Should I Refinance My Home: 6 Signs You Should Look Into Refinancing

Getting a mortgage is a major financial achievement. Once you have one, you might be tempted to just sit back and enjoy your new home.

But in fact, that's not always a smart move. Experienced homeowners know their mortgage should be reviewed and perhaps refinanced from time to time. They also know the signs you should refinance your mortgage now.

With that in mind, here are six signs you should refinance your mortgage:

1. You Want a Lower Rate and Payment

Though mortgage rates have been low for more than a decade, many homeowners still have a mortgage rate that's higher than they can get today. Refinancing can dramatically lower your monthly payment and interest expense. A fixed rate can be especially attractive if you are nearing retirement and need to plan a budget with a fixed income.

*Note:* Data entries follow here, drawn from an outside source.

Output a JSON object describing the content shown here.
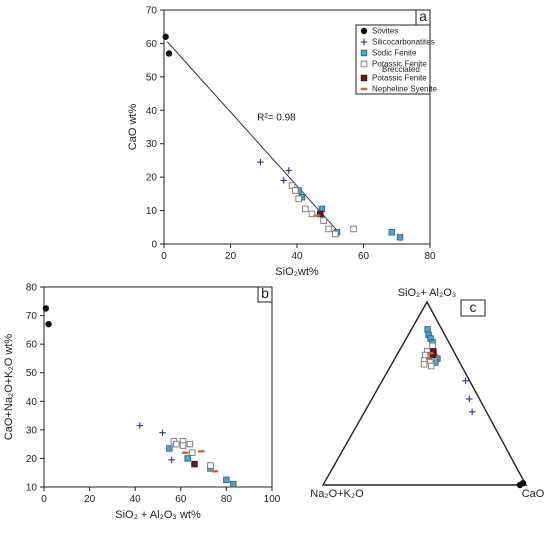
{
  "colors": {
    "sovites": "#111111",
    "silicocarbonatites": "#3a3a9c",
    "sodic_fenite": "#49a6cf",
    "potassic_fenite_fill": "#ffffff",
    "potassic_fenite_stroke": "#777777",
    "brecciated_potassic_fenite": "#6b1a1a",
    "nepheline_syenite": "#e05a2b",
    "axis": "#222222"
  },
  "chart_data": [
    {
      "panel": "a",
      "type": "scatter",
      "title": "",
      "xlabel": "SiO₂wt%",
      "ylabel": "CaO wt%",
      "xlim": [
        0,
        80
      ],
      "ylim": [
        0,
        70
      ],
      "xticks": [
        "0",
        "20",
        "40",
        "60",
        "80"
      ],
      "yticks": [
        "0",
        "10",
        "20",
        "30",
        "40",
        "50",
        "60",
        "70"
      ],
      "xtick_values": [
        0,
        20,
        40,
        60,
        80
      ],
      "ytick_values": [
        0,
        10,
        20,
        30,
        40,
        50,
        60,
        70
      ],
      "legend_position": "top-right",
      "legend": [
        {
          "key": "sovites",
          "label": "Sövites"
        },
        {
          "key": "silicocarbonatites",
          "label": "Silicocarbonatites"
        },
        {
          "key": "sodic_fenite",
          "label": "Sodic Fenite"
        },
        {
          "key": "potassic_fenite",
          "label": "Potassic Fenite"
        },
        {
          "key": "brecciated_potassic_fenite",
          "label": "Brecciated",
          "label2": "Potassic Fenite"
        },
        {
          "key": "nepheline_syenite",
          "label": "Nepheline Syenite"
        }
      ],
      "annotation": "R²= 0.98",
      "trendline": [
        [
          1,
          60.5
        ],
        [
          53,
          3
        ]
      ],
      "series": [
        {
          "key": "sovites",
          "points": [
            [
              0.5,
              62
            ],
            [
              1.5,
              57
            ]
          ]
        },
        {
          "key": "silicocarbonatites",
          "points": [
            [
              29,
              24.5
            ],
            [
              37.5,
              22
            ],
            [
              36,
              19
            ]
          ]
        },
        {
          "key": "sodic_fenite",
          "points": [
            [
              40.5,
              16
            ],
            [
              41.5,
              14
            ],
            [
              47.5,
              10.5
            ],
            [
              47,
              9
            ],
            [
              52,
              3.5
            ],
            [
              68.5,
              3.5
            ],
            [
              71,
              2
            ]
          ]
        },
        {
          "key": "potassic_fenite",
          "points": [
            [
              38.5,
              17.5
            ],
            [
              39.5,
              16
            ],
            [
              40.5,
              13.5
            ],
            [
              42.5,
              10.5
            ],
            [
              44.5,
              9
            ],
            [
              48,
              7
            ],
            [
              49.5,
              4.5
            ],
            [
              51.5,
              3
            ],
            [
              57,
              4.5
            ]
          ]
        },
        {
          "key": "brecciated_potassic_fenite",
          "points": [
            [
              47,
              9
            ]
          ]
        },
        {
          "key": "nepheline_syenite",
          "points": [
            [
              46,
              8.5
            ]
          ]
        }
      ]
    },
    {
      "panel": "b",
      "type": "scatter",
      "title": "",
      "xlabel": "SiO₂ + Al₂O₃ wt%",
      "ylabel": "CaO+Na₂O+K₂O wt%",
      "xlim": [
        0,
        100
      ],
      "ylim": [
        10,
        80
      ],
      "xticks": [
        "0",
        "20",
        "40",
        "60",
        "80",
        "100"
      ],
      "yticks": [
        "10",
        "20",
        "30",
        "40",
        "50",
        "60",
        "70",
        "80"
      ],
      "xtick_values": [
        0,
        20,
        40,
        60,
        80,
        100
      ],
      "ytick_values": [
        10,
        20,
        30,
        40,
        50,
        60,
        70,
        80
      ],
      "series": [
        {
          "key": "sovites",
          "points": [
            [
              0.8,
              72.5
            ],
            [
              2,
              67
            ]
          ]
        },
        {
          "key": "silicocarbonatites",
          "points": [
            [
              42,
              31.5
            ],
            [
              52,
              29
            ],
            [
              56,
              19.5
            ]
          ]
        },
        {
          "key": "sodic_fenite",
          "points": [
            [
              55,
              23.5
            ],
            [
              63,
              20
            ],
            [
              73,
              16.5
            ],
            [
              80,
              12.5
            ],
            [
              83,
              11
            ]
          ]
        },
        {
          "key": "potassic_fenite",
          "points": [
            [
              57,
              26
            ],
            [
              58,
              25
            ],
            [
              61,
              26
            ],
            [
              61,
              24.5
            ],
            [
              64,
              25
            ],
            [
              65,
              22
            ],
            [
              73,
              17.5
            ]
          ]
        },
        {
          "key": "brecciated_potassic_fenite",
          "points": [
            [
              66,
              18
            ]
          ]
        },
        {
          "key": "nepheline_syenite",
          "points": [
            [
              62,
              22
            ],
            [
              69,
              22.5
            ],
            [
              75,
              15.5
            ]
          ]
        }
      ]
    },
    {
      "panel": "c",
      "type": "ternary",
      "title": "",
      "apex_top": "SiO₂+ Al₂O₃",
      "apex_left": "Na₂O+K₂O",
      "apex_right": "CaO",
      "series": [
        {
          "key": "sovites",
          "points": [
            [
              0.0,
              0.03,
              0.97
            ],
            [
              0.01,
              0.01,
              0.98
            ]
          ]
        },
        {
          "key": "silicocarbonatites",
          "points": [
            [
              0.57,
              0.02,
              0.41
            ],
            [
              0.47,
              0.05,
              0.48
            ],
            [
              0.4,
              0.07,
              0.53
            ]
          ]
        },
        {
          "key": "sodic_fenite",
          "points": [
            [
              0.85,
              0.07,
              0.08
            ],
            [
              0.82,
              0.08,
              0.1
            ],
            [
              0.8,
              0.08,
              0.12
            ],
            [
              0.78,
              0.08,
              0.14
            ],
            [
              0.7,
              0.13,
              0.17
            ],
            [
              0.69,
              0.1,
              0.21
            ],
            [
              0.67,
              0.12,
              0.21
            ]
          ]
        },
        {
          "key": "potassic_fenite",
          "points": [
            [
              0.76,
              0.09,
              0.15
            ],
            [
              0.73,
              0.13,
              0.14
            ],
            [
              0.71,
              0.15,
              0.14
            ],
            [
              0.68,
              0.17,
              0.15
            ],
            [
              0.66,
              0.18,
              0.16
            ],
            [
              0.68,
              0.14,
              0.18
            ],
            [
              0.65,
              0.15,
              0.2
            ],
            [
              0.7,
              0.11,
              0.19
            ]
          ]
        },
        {
          "key": "brecciated_potassic_fenite",
          "points": [
            [
              0.73,
              0.1,
              0.17
            ],
            [
              0.71,
              0.11,
              0.18
            ]
          ]
        },
        {
          "key": "nepheline_syenite",
          "points": [
            [
              0.72,
              0.12,
              0.16
            ],
            [
              0.69,
              0.14,
              0.17
            ]
          ]
        }
      ]
    }
  ]
}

2. You Want to Lock in a Fixed Rate

A home loan with an adjustable or variable rate can save you money as long as rates stay low. If you're concerned that rates – and your payment – might rise, you might want to refinance to lock in a fixed rate. A fixed rate might be a bit higher than an adjustable rate, but you'll have less risk and less worry.

3. You Want to Cash Out Equity

If your home is worth substantially more than your current mortgage balance, you might be able to refinance and take out cash to make home improvements, pay off other debts, finance a start-up business, buy an investment property or satisfy other needs or wants. Rather than get a home equity loan or home equity line of credit (HELOC), refinancing can enable you to cash out and restructure your first loan at the same time, leaving you with one loan instead of two.

4. You Want to Consolidate Two Home Loans Into One

If you already have a first mortgage and a home equity loan or HELOC, you can refinance to consolidate those loans into one loan with one monthly payment. If your second loan has a variable rate, refinancing could enable you to convert that to a fixed rate and a payment that won't change even if market rates go up.

5. You Want to Stop Payment for Mortgage Insurance

Mortgage insurance encourages lenders to offer affordable home loans with small down payments. If you have a loan that requires mortgage insurance and you now have more equity than you did when you obtained the loan, refinancing might enable you to stop paying for mortgage insurance. And if you can't get rid of your mortgage insurance altogether, refinancing could help you to lower how much you pay for it.

6. You're Getting Divorced

A divorce decree might say that either you or your ex-spouse is solely responsible for your mortgage payment. But your lender isn't obligated to honor that decree and probably won't remove you or your ex from your loan. The only way to remove a borrower is for the other person to refinance the loan in his or her name only.